It’s time to stop using Python 3.7

Upgrading to new software versions is work, and work that doesn’t benefit your software’s users. Users care about features and bug fixes, not how up-to-date you are.

So it’s perhaps not surprising how many people still use Python 3.7. As of June 2023, about 30% of packages downloaded from PyPI were for Python 3.7. This includes automated downloads as part of CI runs, so it doesn’t mean 3.7 is used in 30% of applications, but that’s still a lot of people using an old version of Python.

Still, there is only so much time you can delay upgrading, and for Python 3.7, the time to upgrade is as soon as possible. Python 3.7 is reaching its end of life at the end of June 2023.

No more bug fixes.

No more security fixes.

“He’s dead, Jim.”

Still not convinced? Let’s see why you want to upgrade.

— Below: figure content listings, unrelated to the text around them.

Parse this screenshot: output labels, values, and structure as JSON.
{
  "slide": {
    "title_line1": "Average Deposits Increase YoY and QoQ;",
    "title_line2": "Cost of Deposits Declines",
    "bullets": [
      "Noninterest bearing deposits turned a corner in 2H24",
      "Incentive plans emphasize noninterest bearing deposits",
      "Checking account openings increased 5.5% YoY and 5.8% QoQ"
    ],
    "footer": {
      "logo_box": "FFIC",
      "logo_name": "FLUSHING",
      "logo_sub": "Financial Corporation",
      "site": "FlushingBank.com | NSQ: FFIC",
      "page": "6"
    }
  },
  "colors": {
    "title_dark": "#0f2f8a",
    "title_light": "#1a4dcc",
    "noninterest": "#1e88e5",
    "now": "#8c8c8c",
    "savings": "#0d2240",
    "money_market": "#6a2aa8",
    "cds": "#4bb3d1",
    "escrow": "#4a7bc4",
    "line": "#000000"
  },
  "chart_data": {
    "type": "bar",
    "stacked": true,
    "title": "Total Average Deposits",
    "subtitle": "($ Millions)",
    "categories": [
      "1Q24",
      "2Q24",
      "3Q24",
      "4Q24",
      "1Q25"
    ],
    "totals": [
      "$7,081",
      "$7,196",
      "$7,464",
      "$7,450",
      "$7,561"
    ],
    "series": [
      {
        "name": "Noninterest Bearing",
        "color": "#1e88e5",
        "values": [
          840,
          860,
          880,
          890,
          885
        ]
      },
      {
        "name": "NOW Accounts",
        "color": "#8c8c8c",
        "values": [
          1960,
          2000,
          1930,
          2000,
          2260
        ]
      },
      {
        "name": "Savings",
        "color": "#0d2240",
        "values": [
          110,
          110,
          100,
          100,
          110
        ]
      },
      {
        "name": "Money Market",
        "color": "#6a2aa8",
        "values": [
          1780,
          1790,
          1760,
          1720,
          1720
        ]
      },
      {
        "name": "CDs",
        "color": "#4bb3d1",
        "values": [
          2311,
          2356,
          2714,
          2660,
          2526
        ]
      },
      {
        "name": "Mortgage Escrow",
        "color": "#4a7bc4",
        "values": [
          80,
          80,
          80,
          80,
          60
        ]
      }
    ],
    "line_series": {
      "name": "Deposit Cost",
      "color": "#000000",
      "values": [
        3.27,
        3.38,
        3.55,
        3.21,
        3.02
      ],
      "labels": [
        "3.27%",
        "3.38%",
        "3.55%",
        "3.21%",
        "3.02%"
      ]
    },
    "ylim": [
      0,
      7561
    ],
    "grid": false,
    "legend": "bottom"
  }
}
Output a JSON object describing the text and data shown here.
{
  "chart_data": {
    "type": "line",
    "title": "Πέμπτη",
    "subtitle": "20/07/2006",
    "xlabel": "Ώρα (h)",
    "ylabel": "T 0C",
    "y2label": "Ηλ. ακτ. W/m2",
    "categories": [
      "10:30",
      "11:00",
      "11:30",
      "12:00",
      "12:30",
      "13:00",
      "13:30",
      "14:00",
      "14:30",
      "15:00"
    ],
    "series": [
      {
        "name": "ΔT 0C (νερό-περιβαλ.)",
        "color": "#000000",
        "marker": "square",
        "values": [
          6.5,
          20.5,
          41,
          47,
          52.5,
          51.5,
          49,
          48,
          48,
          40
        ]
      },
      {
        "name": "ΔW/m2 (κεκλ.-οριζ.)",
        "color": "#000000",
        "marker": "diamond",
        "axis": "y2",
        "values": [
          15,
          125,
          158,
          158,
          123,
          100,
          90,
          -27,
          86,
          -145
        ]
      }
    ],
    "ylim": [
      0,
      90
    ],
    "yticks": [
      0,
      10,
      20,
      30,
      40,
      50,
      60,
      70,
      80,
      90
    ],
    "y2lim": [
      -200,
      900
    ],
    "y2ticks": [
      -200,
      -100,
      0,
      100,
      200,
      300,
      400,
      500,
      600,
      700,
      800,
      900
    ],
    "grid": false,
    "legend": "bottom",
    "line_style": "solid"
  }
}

What does end-of-life mean?

Python 3.7 was released in June 2018. As you can see in PEP 537:

  • Bug fix and security fix sub-releases happened every 3 months for the first two years.
  • After that, releases happened as needed for security fixes only.
  • Releases will stop 5 years after 3.7 was released.

Which is to say, June 2023 is the last month there will be any Python 3.7 releases. Starting July 2023, if there is a security bug, it won’t get fixed by the Python development team.

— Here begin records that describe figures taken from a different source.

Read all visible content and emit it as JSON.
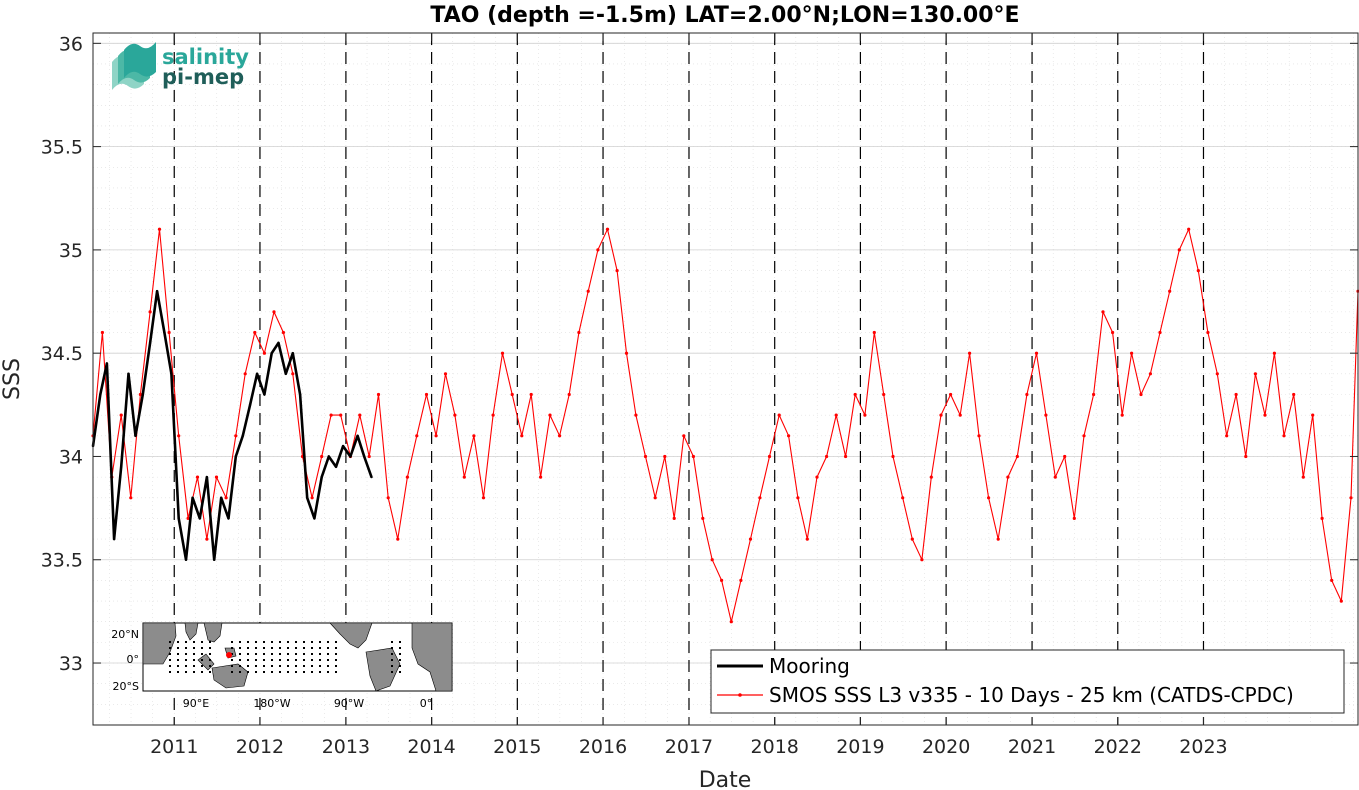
{
  "chart_data": {
    "type": "line",
    "title": "TAO (depth =-1.5m) LAT=2.00°N;LON=130.00°E",
    "xlabel": "Date",
    "ylabel": "SSS",
    "xlim": [
      "2010-01-20",
      "2024-10-20"
    ],
    "ylim": [
      32.7,
      36.05
    ],
    "x_tick_labels": [
      "2011",
      "2012",
      "2013",
      "2014",
      "2015",
      "2016",
      "2017",
      "2018",
      "2019",
      "2020",
      "2021",
      "2022",
      "2023"
    ],
    "x_ticks": [
      "2011-01-01",
      "2012-01-01",
      "2013-01-01",
      "2014-01-01",
      "2015-01-01",
      "2016-01-01",
      "2017-01-01",
      "2018-01-01",
      "2019-01-01",
      "2020-01-01",
      "2021-01-01",
      "2022-01-01",
      "2023-01-01"
    ],
    "y_ticks": [
      33,
      33.5,
      34,
      34.5,
      35,
      35.5,
      36
    ],
    "y_tick_labels": [
      "33",
      "33.5",
      "34",
      "34.5",
      "35",
      "35.5",
      "36"
    ],
    "grid": true,
    "minor_grid": true,
    "vertical_dashed_lines": "yearly",
    "legend_position": "bottom-right",
    "series": [
      {
        "name": "Mooring",
        "color": "#000000",
        "style": "solid",
        "points": [
          [
            "2010-01-20",
            34.05
          ],
          [
            "2010-02-20",
            34.3
          ],
          [
            "2010-03-20",
            34.45
          ],
          [
            "2010-04-20",
            33.6
          ],
          [
            "2010-05-20",
            33.95
          ],
          [
            "2010-06-20",
            34.4
          ],
          [
            "2010-07-20",
            34.1
          ],
          [
            "2010-08-20",
            34.3
          ],
          [
            "2010-09-20",
            34.55
          ],
          [
            "2010-10-20",
            34.8
          ],
          [
            "2010-11-20",
            34.6
          ],
          [
            "2010-12-20",
            34.4
          ],
          [
            "2011-01-20",
            33.7
          ],
          [
            "2011-02-20",
            33.5
          ],
          [
            "2011-03-20",
            33.8
          ],
          [
            "2011-04-20",
            33.7
          ],
          [
            "2011-05-20",
            33.9
          ],
          [
            "2011-06-20",
            33.5
          ],
          [
            "2011-07-20",
            33.8
          ],
          [
            "2011-08-20",
            33.7
          ],
          [
            "2011-09-20",
            34.0
          ],
          [
            "2011-10-20",
            34.1
          ],
          [
            "2011-11-20",
            34.25
          ],
          [
            "2011-12-20",
            34.4
          ],
          [
            "2012-01-20",
            34.3
          ],
          [
            "2012-02-20",
            34.5
          ],
          [
            "2012-03-20",
            34.55
          ],
          [
            "2012-04-20",
            34.4
          ],
          [
            "2012-05-20",
            34.5
          ],
          [
            "2012-06-20",
            34.3
          ],
          [
            "2012-07-20",
            33.8
          ],
          [
            "2012-08-20",
            33.7
          ],
          [
            "2012-09-20",
            33.9
          ],
          [
            "2012-10-20",
            34.0
          ],
          [
            "2012-11-20",
            33.95
          ],
          [
            "2012-12-20",
            34.05
          ],
          [
            "2013-01-20",
            34.0
          ],
          [
            "2013-02-20",
            34.1
          ],
          [
            "2013-03-20",
            34.0
          ],
          [
            "2013-04-20",
            33.9
          ]
        ]
      },
      {
        "name": "SMOS SSS L3 v335 - 10 Days - 25 km (CATDS-CPDC)",
        "color": "#ff0000",
        "style": "solid-with-dots",
        "points": [
          [
            "2010-01-20",
            34.1
          ],
          [
            "2010-03-01",
            34.6
          ],
          [
            "2010-04-10",
            33.9
          ],
          [
            "2010-05-20",
            34.2
          ],
          [
            "2010-06-30",
            33.8
          ],
          [
            "2010-08-10",
            34.3
          ],
          [
            "2010-09-20",
            34.7
          ],
          [
            "2010-10-30",
            35.1
          ],
          [
            "2010-12-10",
            34.6
          ],
          [
            "2011-01-20",
            34.1
          ],
          [
            "2011-03-01",
            33.7
          ],
          [
            "2011-04-10",
            33.9
          ],
          [
            "2011-05-20",
            33.6
          ],
          [
            "2011-06-30",
            33.9
          ],
          [
            "2011-08-10",
            33.8
          ],
          [
            "2011-09-20",
            34.1
          ],
          [
            "2011-10-30",
            34.4
          ],
          [
            "2011-12-10",
            34.6
          ],
          [
            "2012-01-20",
            34.5
          ],
          [
            "2012-03-01",
            34.7
          ],
          [
            "2012-04-10",
            34.6
          ],
          [
            "2012-05-20",
            34.4
          ],
          [
            "2012-06-30",
            34.0
          ],
          [
            "2012-08-10",
            33.8
          ],
          [
            "2012-09-20",
            34.0
          ],
          [
            "2012-10-30",
            34.2
          ],
          [
            "2012-12-10",
            34.2
          ],
          [
            "2013-01-20",
            34.0
          ],
          [
            "2013-03-01",
            34.2
          ],
          [
            "2013-04-10",
            34.0
          ],
          [
            "2013-05-20",
            34.3
          ],
          [
            "2013-06-30",
            33.8
          ],
          [
            "2013-08-10",
            33.6
          ],
          [
            "2013-09-20",
            33.9
          ],
          [
            "2013-10-30",
            34.1
          ],
          [
            "2013-12-10",
            34.3
          ],
          [
            "2014-01-20",
            34.1
          ],
          [
            "2014-03-01",
            34.4
          ],
          [
            "2014-04-10",
            34.2
          ],
          [
            "2014-05-20",
            33.9
          ],
          [
            "2014-06-30",
            34.1
          ],
          [
            "2014-08-10",
            33.8
          ],
          [
            "2014-09-20",
            34.2
          ],
          [
            "2014-10-30",
            34.5
          ],
          [
            "2014-12-10",
            34.3
          ],
          [
            "2015-01-20",
            34.1
          ],
          [
            "2015-03-01",
            34.3
          ],
          [
            "2015-04-10",
            33.9
          ],
          [
            "2015-05-20",
            34.2
          ],
          [
            "2015-06-30",
            34.1
          ],
          [
            "2015-08-10",
            34.3
          ],
          [
            "2015-09-20",
            34.6
          ],
          [
            "2015-10-30",
            34.8
          ],
          [
            "2015-12-10",
            35.0
          ],
          [
            "2016-01-20",
            35.1
          ],
          [
            "2016-03-01",
            34.9
          ],
          [
            "2016-04-10",
            34.5
          ],
          [
            "2016-05-20",
            34.2
          ],
          [
            "2016-06-30",
            34.0
          ],
          [
            "2016-08-10",
            33.8
          ],
          [
            "2016-09-20",
            34.0
          ],
          [
            "2016-10-30",
            33.7
          ],
          [
            "2016-12-10",
            34.1
          ],
          [
            "2017-01-20",
            34.0
          ],
          [
            "2017-03-01",
            33.7
          ],
          [
            "2017-04-10",
            33.5
          ],
          [
            "2017-05-20",
            33.4
          ],
          [
            "2017-06-30",
            33.2
          ],
          [
            "2017-08-10",
            33.4
          ],
          [
            "2017-09-20",
            33.6
          ],
          [
            "2017-10-30",
            33.8
          ],
          [
            "2017-12-10",
            34.0
          ],
          [
            "2018-01-20",
            34.2
          ],
          [
            "2018-03-01",
            34.1
          ],
          [
            "2018-04-10",
            33.8
          ],
          [
            "2018-05-20",
            33.6
          ],
          [
            "2018-06-30",
            33.9
          ],
          [
            "2018-08-10",
            34.0
          ],
          [
            "2018-09-20",
            34.2
          ],
          [
            "2018-10-30",
            34.0
          ],
          [
            "2018-12-10",
            34.3
          ],
          [
            "2019-01-20",
            34.2
          ],
          [
            "2019-03-01",
            34.6
          ],
          [
            "2019-04-10",
            34.3
          ],
          [
            "2019-05-20",
            34.0
          ],
          [
            "2019-06-30",
            33.8
          ],
          [
            "2019-08-10",
            33.6
          ],
          [
            "2019-09-20",
            33.5
          ],
          [
            "2019-10-30",
            33.9
          ],
          [
            "2019-12-10",
            34.2
          ],
          [
            "2020-01-20",
            34.3
          ],
          [
            "2020-03-01",
            34.2
          ],
          [
            "2020-04-10",
            34.5
          ],
          [
            "2020-05-20",
            34.1
          ],
          [
            "2020-06-30",
            33.8
          ],
          [
            "2020-08-10",
            33.6
          ],
          [
            "2020-09-20",
            33.9
          ],
          [
            "2020-10-30",
            34.0
          ],
          [
            "2020-12-10",
            34.3
          ],
          [
            "2021-01-20",
            34.5
          ],
          [
            "2021-03-01",
            34.2
          ],
          [
            "2021-04-10",
            33.9
          ],
          [
            "2021-05-20",
            34.0
          ],
          [
            "2021-06-30",
            33.7
          ],
          [
            "2021-08-10",
            34.1
          ],
          [
            "2021-09-20",
            34.3
          ],
          [
            "2021-10-30",
            34.7
          ],
          [
            "2021-12-10",
            34.6
          ],
          [
            "2022-01-20",
            34.2
          ],
          [
            "2022-03-01",
            34.5
          ],
          [
            "2022-04-10",
            34.3
          ],
          [
            "2022-05-20",
            34.4
          ],
          [
            "2022-06-30",
            34.6
          ],
          [
            "2022-08-10",
            34.8
          ],
          [
            "2022-09-20",
            35.0
          ],
          [
            "2022-10-30",
            35.1
          ],
          [
            "2022-12-10",
            34.9
          ],
          [
            "2023-01-20",
            34.6
          ],
          [
            "2023-03-01",
            34.4
          ],
          [
            "2023-04-10",
            34.1
          ],
          [
            "2023-05-20",
            34.3
          ],
          [
            "2023-06-30",
            34.0
          ],
          [
            "2023-08-10",
            34.4
          ],
          [
            "2023-09-20",
            34.2
          ],
          [
            "2023-10-30",
            34.5
          ],
          [
            "2023-12-10",
            34.1
          ],
          [
            "2024-01-20",
            34.3
          ],
          [
            "2024-03-01",
            33.9
          ],
          [
            "2024-04-10",
            34.2
          ],
          [
            "2024-05-20",
            33.7
          ],
          [
            "2024-06-30",
            33.4
          ],
          [
            "2024-08-10",
            33.3
          ],
          [
            "2024-09-20",
            33.8
          ],
          [
            "2024-10-20",
            34.8
          ]
        ]
      }
    ],
    "inset_map": {
      "lat_tick_labels": [
        "20°N",
        "0°",
        "20°S"
      ],
      "lon_tick_labels": [
        "90°E",
        "180°W",
        "90°W",
        "0°"
      ],
      "marker_color": "#ff0000"
    }
  },
  "logo": {
    "line1": "salinity",
    "line2": "pi-mep"
  },
  "colors": {
    "axis": "#262626",
    "grid": "#dedede",
    "logo_teal": "#2aa79a",
    "logo_dark": "#1f5e59",
    "map_land": "#8c8c8c",
    "map_ocean": "#ffffff"
  }
}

The need for security fixes is real: all releases after 3.7.9 were due to security fixes. The latest version at the time of writing, Python 3.7.17, was released on June 6, 2023, with 5 different security fixes.

“I don’t need to upgrade, I’m on long-term-support Linux!”

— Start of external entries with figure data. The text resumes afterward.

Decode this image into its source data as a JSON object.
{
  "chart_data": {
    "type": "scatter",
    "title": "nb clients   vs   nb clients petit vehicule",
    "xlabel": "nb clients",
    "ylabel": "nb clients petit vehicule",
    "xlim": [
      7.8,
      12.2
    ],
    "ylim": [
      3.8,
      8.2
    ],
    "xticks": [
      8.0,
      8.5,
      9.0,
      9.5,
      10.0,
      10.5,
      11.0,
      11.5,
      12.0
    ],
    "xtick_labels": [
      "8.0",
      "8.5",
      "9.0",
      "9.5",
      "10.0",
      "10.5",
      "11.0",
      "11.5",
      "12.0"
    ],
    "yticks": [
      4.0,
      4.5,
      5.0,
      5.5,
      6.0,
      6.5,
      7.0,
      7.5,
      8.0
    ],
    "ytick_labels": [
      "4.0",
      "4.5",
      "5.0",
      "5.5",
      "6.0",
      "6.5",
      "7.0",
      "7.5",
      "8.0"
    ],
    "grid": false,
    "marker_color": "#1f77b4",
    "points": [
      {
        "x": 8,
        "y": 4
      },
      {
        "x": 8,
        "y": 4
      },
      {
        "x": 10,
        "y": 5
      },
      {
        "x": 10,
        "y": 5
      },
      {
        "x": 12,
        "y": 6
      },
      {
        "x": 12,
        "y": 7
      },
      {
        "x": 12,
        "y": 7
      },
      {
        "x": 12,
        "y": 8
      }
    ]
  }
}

Some Linux distributions guarantee long-term support for a known period of time, including security bug fixes. If you’re using one of those distributions, and it includes Python 3.7, you can rely on the distribution to provide security fixes even if the Python development team won’t.

So in theory, you don’t need to upgrade quite yet. In practice, there are caveats.

Python 3.7 is not included in most distributions

  • RedHat and clones do not include Python 3.7 in any release.
  • Ubuntu 18.04 does have Python 3.7 as an add-on. Newer LTS Ubuntu releases (20.04, 22.04) do not include Python 3.7.
  • Debian 10 (“Buster”) includes Python 3.7, but Debian 11 and 12 do not.

Linux distributions will only do so much

Linux distributions do not backport all security fixes, only those which are most significant. Even now, when bug fixes are being provided by the Python maintainers themselves, Python 3.7.17 and older versions have many security fixes that aren’t included in the version maintained by Debian; the last release was October 2022.

And of course long-term support only continues for a limited amount of time:

  • Debian Buster ends its own security updates in June 2024, so that will only buy you one extra year.
  • Ubuntu 18.04 has ended standard security updates in April 2023; you’ll need to pay to get security updates if you’re operating at scale.

Your dependencies will stop getting updates

Third-party Python libraries and frameworks have already started dropping Python 3.7 support. And that means if those libraries have a critical bug, the fix might not be available on Python 3.7, and your Linux distribution is very much not in the business of doing backports for every single Python library in existence.

Package Latest version supports 3.7? Last release supporting 3.7
NumPy No April 2022
Pandas No December 2021
Django 4.x No Never supported
Django 3.2 Yes April 2024

The time to upgrade from 3.7 is now

In the short-term, your minimal goal is to switch to a version of Python that has maintained versions of your dependencies available. If you’re relying on Pandas, for example, as we’ve seen the last 3.7-compatible release was in December 2021. So at the very minimum you want to be on Python 3.8.

Luckily, Python 3 releases are fairly backwards compatible. So what you really want to do is:

  1. Upgrade to 3.8.
  2. Fix any bugs you find.
  3. Upgrade to 3.9, fix any bugs.
  4. Repeat until you hit Python Python 3.11.

A symptom of a bigger problem

The need to upgrade is not a one-time event, it’s an ongoing requirement:

  • Ubuntu 18.04 has stopped getting free security updates as of April 2023.
  • Python 3.7 will stop getting security updates in July 2023.
  • Django 3.2 will stop getting security updates in April 2024.
  • Debian Buster will stop getting security updates in June 2024.
  • Python 3.8 will stop getting security updates in October 2024.

And so on and so forth.

From the opposite perspective of new releases:

  • Python 3.8 was released in October 2019.
  • Python 3.9 was released in October 2020.
  • Python 3.10 was released in October 2021.
  • Python 3.11 was released in October 2022.

If you’re still on Python 3.7, that is a symptom you are suffering from an organizational problem, and it’s likely you have other important upgrades that you’ve been putting off. So your next step should be setting up an ongoing process to update your dependencies regularly.